What brought him to political prominence was Highway 69, a brand-new, four-lane, limited-access ribbon of concrete connecting the state’s two interstates. Pickett pushed the funding through the legislature and had it unofficially named the “Progress Parkway.”
Just after the primary was finished, so was the road, millions of dollars over budget and mired in controversy after a big contractor and
a minor functionary in the Highway Department were indicted by a grand jury on bribery charges. In June, a ribbon-cutting ceremony was to be held at the north end of the road. It was one of the few times during the election that Cooper and Pickett appeared together.
It was a beautiful day—eighty-five degrees, cloudless sky, large, festive crowd. And Gladstone. He drove up in an aging, rust-encrusted sedan thirty minutes before the ceremony, took a large placard out of the trunk, and placed himself squarely in front of the platform. The placard read, “PICKETT LANIER STOLE THIS ROAD.”

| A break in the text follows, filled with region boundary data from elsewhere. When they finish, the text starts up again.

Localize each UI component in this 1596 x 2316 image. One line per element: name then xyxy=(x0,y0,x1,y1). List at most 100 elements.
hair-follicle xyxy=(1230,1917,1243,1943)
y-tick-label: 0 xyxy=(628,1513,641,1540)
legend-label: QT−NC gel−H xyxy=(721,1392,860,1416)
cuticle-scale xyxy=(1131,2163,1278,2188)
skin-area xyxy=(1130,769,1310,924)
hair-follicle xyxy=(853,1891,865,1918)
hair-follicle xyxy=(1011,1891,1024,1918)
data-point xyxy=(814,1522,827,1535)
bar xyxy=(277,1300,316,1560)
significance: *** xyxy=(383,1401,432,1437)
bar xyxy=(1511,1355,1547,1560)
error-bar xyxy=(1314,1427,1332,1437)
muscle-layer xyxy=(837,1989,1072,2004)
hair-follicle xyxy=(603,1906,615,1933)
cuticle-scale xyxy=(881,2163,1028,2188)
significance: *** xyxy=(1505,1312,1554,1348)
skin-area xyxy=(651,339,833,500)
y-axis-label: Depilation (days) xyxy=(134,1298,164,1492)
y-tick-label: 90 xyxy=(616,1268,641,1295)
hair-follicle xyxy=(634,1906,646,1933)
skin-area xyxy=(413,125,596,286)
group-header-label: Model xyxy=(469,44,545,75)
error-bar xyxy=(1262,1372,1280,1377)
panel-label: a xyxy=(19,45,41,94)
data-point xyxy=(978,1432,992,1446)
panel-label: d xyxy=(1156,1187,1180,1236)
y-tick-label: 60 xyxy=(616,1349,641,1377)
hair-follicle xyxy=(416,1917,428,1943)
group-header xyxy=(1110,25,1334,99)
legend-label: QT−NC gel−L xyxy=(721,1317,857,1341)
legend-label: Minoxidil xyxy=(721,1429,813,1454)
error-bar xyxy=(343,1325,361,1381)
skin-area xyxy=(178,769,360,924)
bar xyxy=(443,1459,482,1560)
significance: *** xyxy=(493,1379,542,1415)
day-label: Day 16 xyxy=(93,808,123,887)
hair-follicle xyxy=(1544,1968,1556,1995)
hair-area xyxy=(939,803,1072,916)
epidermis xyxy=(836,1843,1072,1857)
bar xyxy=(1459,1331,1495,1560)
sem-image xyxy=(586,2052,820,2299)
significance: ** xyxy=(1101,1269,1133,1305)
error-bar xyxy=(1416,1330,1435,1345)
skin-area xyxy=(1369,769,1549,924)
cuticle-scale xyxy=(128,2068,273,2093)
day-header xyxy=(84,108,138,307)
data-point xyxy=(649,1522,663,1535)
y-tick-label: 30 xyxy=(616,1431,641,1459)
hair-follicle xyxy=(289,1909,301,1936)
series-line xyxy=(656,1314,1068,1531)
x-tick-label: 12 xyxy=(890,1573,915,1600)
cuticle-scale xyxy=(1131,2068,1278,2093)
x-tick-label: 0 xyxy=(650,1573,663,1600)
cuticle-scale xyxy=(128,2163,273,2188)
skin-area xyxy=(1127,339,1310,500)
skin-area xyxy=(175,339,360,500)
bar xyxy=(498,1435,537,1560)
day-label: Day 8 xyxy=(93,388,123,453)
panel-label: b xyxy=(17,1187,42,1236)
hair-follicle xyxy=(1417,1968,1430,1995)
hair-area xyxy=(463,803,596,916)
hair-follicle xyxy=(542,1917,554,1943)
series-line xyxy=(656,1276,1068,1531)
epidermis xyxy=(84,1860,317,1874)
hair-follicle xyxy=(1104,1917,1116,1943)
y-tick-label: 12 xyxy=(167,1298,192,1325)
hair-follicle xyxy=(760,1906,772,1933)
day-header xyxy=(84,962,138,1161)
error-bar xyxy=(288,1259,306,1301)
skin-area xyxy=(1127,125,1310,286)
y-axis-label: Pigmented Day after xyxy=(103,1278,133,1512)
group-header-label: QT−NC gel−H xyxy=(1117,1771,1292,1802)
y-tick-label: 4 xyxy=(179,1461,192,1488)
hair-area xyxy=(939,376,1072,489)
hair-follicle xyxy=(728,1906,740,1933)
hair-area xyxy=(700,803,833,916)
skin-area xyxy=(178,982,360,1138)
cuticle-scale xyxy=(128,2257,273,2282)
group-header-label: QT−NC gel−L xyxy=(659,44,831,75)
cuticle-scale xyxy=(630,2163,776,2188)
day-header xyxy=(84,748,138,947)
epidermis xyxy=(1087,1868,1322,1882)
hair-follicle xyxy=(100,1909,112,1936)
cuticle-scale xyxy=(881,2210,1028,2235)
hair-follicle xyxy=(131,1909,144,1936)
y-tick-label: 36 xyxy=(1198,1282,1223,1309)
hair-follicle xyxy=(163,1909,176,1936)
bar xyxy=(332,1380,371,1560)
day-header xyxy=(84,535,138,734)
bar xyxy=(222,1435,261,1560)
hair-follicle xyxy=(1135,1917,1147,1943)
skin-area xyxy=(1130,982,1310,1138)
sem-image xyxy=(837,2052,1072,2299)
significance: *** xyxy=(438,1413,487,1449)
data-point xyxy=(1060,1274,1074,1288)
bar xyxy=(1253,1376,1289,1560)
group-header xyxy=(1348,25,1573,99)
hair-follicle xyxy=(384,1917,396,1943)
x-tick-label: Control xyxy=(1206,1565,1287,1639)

Two uniformed state troopers politely invited the Reverend Gladstone to remove himself. He politely agreed, then planted himself again a few yards away, followed by the troopers, who now not-so-politely told him to get his ass back in his car and go home. He not-so-politely called them “Pickett’s Gestapo” and moved to the rear of the crowd, where he was surrounded by reporters and cameras.
“This road is paved with evil,” Gladstone said. “Decent folks’ land was summarily taken from them by the state, the project has been a boondoggle for greedy contractors and corrupt officials of the Lanier administration, and”—he took a deep breath and arched his eyebrows—“the name is a vile abomination.”
The reporters looked at each other.
What?
“Highway 69. It’s a perversion.”
The reporters began to snicker. “You want to explain that, Reverend?” one of them asked.
“People know what I’m talking about. A perversion that Governor Pickett Lanier and his wife are throwing in the faces of the good people of this state, to go along with all the waste and fraud and invasion of property rights.”